More recently, when most actors his age might have been slipping into benign retirement, Lee starred as the evil wizard Saruman in Peter Jackson's Lord of the Rings trilogy. Lee had harboured dreams of playing Gandalf but, rightly or wrongly, the prospect of him playing a hero stuck in the throat. Instead, he relished the role of the power-hungry leader of the Orc army. But playing the villain - which Lee has done in the majority of the 266 films he's made since 1948 - dovetails nicely with the darker side of metal music. And Lee has previous form: he is a classically-trained singer who appeared on the soundtrack of The Wicker Man. But if that was fairly straightforward, then his take on the Toreador Song from the opera Carmen decades later was not. Together with the band Inner Terrestrials, he rocked a furious metal version in 2006.
In his video message, Lee, his speaking voice brilliantly theatrical, says: "To my surprise and indeed great pleasure, I have suddenly found that there is another string to my bow." His love of metal has opened up a new avenue; he's collaborated with the American metal band Manowar and narrated and sung for the Italian symphonic metallers Rhapsody of Fire on two albums. Naturally, the standout performance was on a track called The Magic of the Wizard's Dream.
Indeed, Charlemagne isn't even Lee's debut album. That honour goes to 2006's Revelation, the album on which Toreador appears. It's not so much a revelation as a so-bad-it's-good curio, with Lee singing Oh What a Beautiful Morning and O Sole Mio to unintentionally hilarious effect. Toreador is the only time the chugging metal guitars get an outing. The new LP should be much better. Not only is it a coherent concept album, but it also features an orchestra, guest vocalists and, naturally, some full-on operatic metal courtesy of Marco Sabiu, an Italian who knows his way around a tune (he's worked on hits by Take That, Kylie Minogue and even the Britpop also-rans Sleeper and Dubstar).
The story, too, is straight out of a Lee film.

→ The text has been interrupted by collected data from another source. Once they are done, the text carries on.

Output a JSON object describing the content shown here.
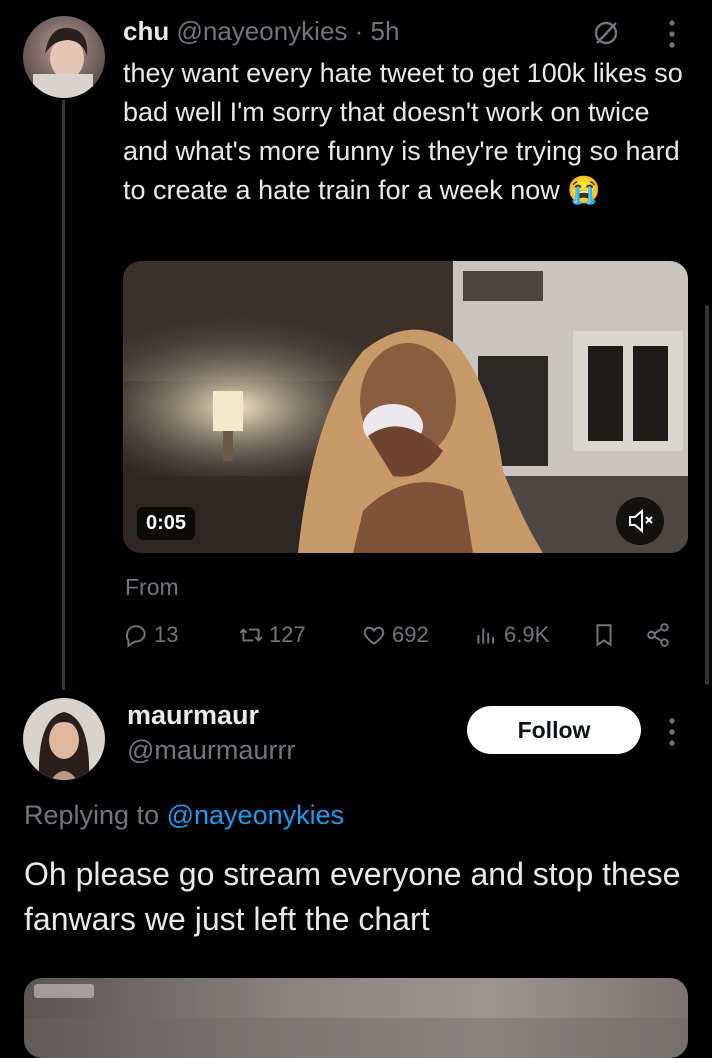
{
  "tweet": {
    "author_name": "chu",
    "handle": "@nayeonykies",
    "separator": "·",
    "time": "5h",
    "text": "they want every hate tweet to get 100k likes so bad well I'm sorry that doesn't work on twice and what's more funny is they're trying so hard to create a hate train for a week now",
    "emoji": "😭",
    "video_time": "0:05",
    "from_label": "From",
    "stats": {
      "replies": "13",
      "reposts": "127",
      "likes": "692",
      "views": "6.9K"
    }
  },
  "reply": {
    "author_name": "maurmaur",
    "handle": "@maurmaurrr",
    "follow_label": "Follow",
    "replying_prefix": "Replying to",
    "replying_to": "@nayeonykies",
    "text": "Oh please go stream everyone and stop these fanwars we just left the chart"
  },
  "icons": [
    "no-repost-icon",
    "more-icon",
    "mute-icon",
    "reply-icon",
    "repost-icon",
    "like-icon",
    "views-icon",
    "bookmark-icon",
    "share-icon"
  ],
  "colors": {
    "background": "#000000",
    "text": "#e7e9ea",
    "muted": "#71767b",
    "link": "#1d9bf0",
    "follow_bg": "#ffffff"
  }
}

Charlemagne was an eighth-century king who conquered most of western and central Europe, and was responsible for a renaissance in art, religion and culture. The fact that Lee sings the lead part of Charlemagne is a delicious subtext to a life peppered with film portrayals of counts. Lee is also the son of an Italian countess descended from Charlemagne.
The clips available online are intriguing: there are no growlingly anguished vocals. Instead, the orchestral treatment is poppy and cinematic. It will be fascinating to hear the finished record in March. March is also when Tim Burton's Alice in Wonderland - starring Lee as the Jabberwock - hits cinemas. There are at least three more films in Lee's 2010 diary. It may seem incredible for a man born in 1922, but he's not the only creative type born that year who is still going strong. Stan Lee is still creating comic characters, the Nobel Prize-winning Portuguese author Jose Saramango is still writing novels and The Golden Girls' Betty White is still receiving Emmy nominations (for My Name Is Earl last year). None of them, of course, is making symphonic metal albums - and that is why Sir Christopher Lee will forever stand apart.
Charlemagne: By the Sword and the Cross is out on March 15. www.charlemagneproductions.org.